Poteva essere una descrizione meno dinamica e visiva, come ad esempio: “Era il 1885, il sole stava sorgendo all’orizzonte e illuminava di luce fioca i vicoli in cui i parigini cominciavano a riversarsi per andare al lavoro. Nell’aria si sentiva il profumo del pane appena sfornato e di lì a poco sarebbe stato allestito il mercato, ecc.”.
Suona completamente diversa, non trovi? Qual è il trucco?
Nessun trucco e nessun inganno, in realtà. Si tratta di cogliere quei dettagli che fanno la differenza. Scrittrici e scrittori devono essere buoni osservatori, ma non basta. Ci vuole quel briciolo di sensibilità in più che ti permette di cogliere l’anima di ciò che desideri mettere sulla pagina.
Prova a chiederti: cosa vorrei che il lettore percepisse? Come posso fondere descrizione e narrazione, in modo da scolpire in ogni sua sfaccettatura un personaggio, un luogo, un’epoca?
E ora che ne dici di provare?
Come descriveresti il luogo, l’atmosfera, le donne che vedi nella foto di questo articolo?
Scrivi la tua descrizione nei commenti (ma se sei timida puoi anche inviarmela a linda.rossi@pagineamerenda.com), bastano poche righe per trasmettere sensazioni forti.
E sai una cosa?
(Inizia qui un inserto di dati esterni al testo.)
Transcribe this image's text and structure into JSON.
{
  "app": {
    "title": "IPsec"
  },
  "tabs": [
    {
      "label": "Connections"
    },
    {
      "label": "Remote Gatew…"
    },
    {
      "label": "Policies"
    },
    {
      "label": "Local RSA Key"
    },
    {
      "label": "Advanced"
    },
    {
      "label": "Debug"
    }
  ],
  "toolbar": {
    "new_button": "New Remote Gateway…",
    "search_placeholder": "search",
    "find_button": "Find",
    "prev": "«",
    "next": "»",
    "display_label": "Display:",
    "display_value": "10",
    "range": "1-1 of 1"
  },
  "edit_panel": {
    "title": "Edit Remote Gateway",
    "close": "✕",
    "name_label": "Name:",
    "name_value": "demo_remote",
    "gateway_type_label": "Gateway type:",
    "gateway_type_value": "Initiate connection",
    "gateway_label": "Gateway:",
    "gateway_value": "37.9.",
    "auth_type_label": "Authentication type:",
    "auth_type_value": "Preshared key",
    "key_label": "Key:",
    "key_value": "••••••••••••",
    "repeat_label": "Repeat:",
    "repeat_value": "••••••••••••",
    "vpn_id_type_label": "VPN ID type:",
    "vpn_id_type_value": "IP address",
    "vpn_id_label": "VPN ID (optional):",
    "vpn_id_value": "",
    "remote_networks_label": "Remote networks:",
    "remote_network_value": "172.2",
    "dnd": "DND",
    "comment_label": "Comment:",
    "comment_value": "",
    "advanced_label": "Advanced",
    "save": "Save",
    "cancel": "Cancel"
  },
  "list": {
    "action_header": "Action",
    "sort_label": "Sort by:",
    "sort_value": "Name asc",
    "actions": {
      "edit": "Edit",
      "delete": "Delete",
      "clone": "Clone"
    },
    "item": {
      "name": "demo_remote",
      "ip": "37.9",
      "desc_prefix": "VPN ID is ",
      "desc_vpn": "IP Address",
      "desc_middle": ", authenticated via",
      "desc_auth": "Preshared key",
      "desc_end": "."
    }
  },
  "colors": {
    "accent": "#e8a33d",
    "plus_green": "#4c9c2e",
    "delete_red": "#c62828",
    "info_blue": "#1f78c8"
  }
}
Credo proprio di avere ciò che fa per te. Sbircia qui, potresti trovare questa idea interessante 😉
2 Comments
La vecchia ambulante col viso segnato e la bocca sdentata sedeva accovacciata sulla via. Appoggiata al muro scrostato dell’emporio offriva a mazzi la sua verdura. Pur nel suo aspetto dimesso, conservava in qualche modo una certa eleganza, un certo garbo , per il cappello a bombetta e i colori degli abiti : il blu, il rosa, l’azzurro tra essi in armonia. La donna giovane, stessi colori, ma più vivi, stesso cappello da cui scendevano lunghe trecce corvine, l’oltrepassò gettandole uno sguardo distratto prima di varcare la porta.
Ciao Alba, grazie per il tuo commento!
Che ne dici di accentuare ancora di più l’effetto di eleganza, mostrandola? Ad esempio, si potrebbe pensare di descrivere il modo in cui l’anziana seleziona i mazzi di verdura che poi porgerà alla signora più giovane: come muove le dita, quali verdure sceglie? Come le porge? In questo modo, non avresti bisogno di dire che lo fa con “una certa eleganza”, ma saresti più specifica e il lettore “vedrebbe” questa eleganza attraverso le movenze della donna.
Mi piace l’immagine dello sguardo distratto finale: trasmette proprio l’indifferenza della donna che le passa accanto.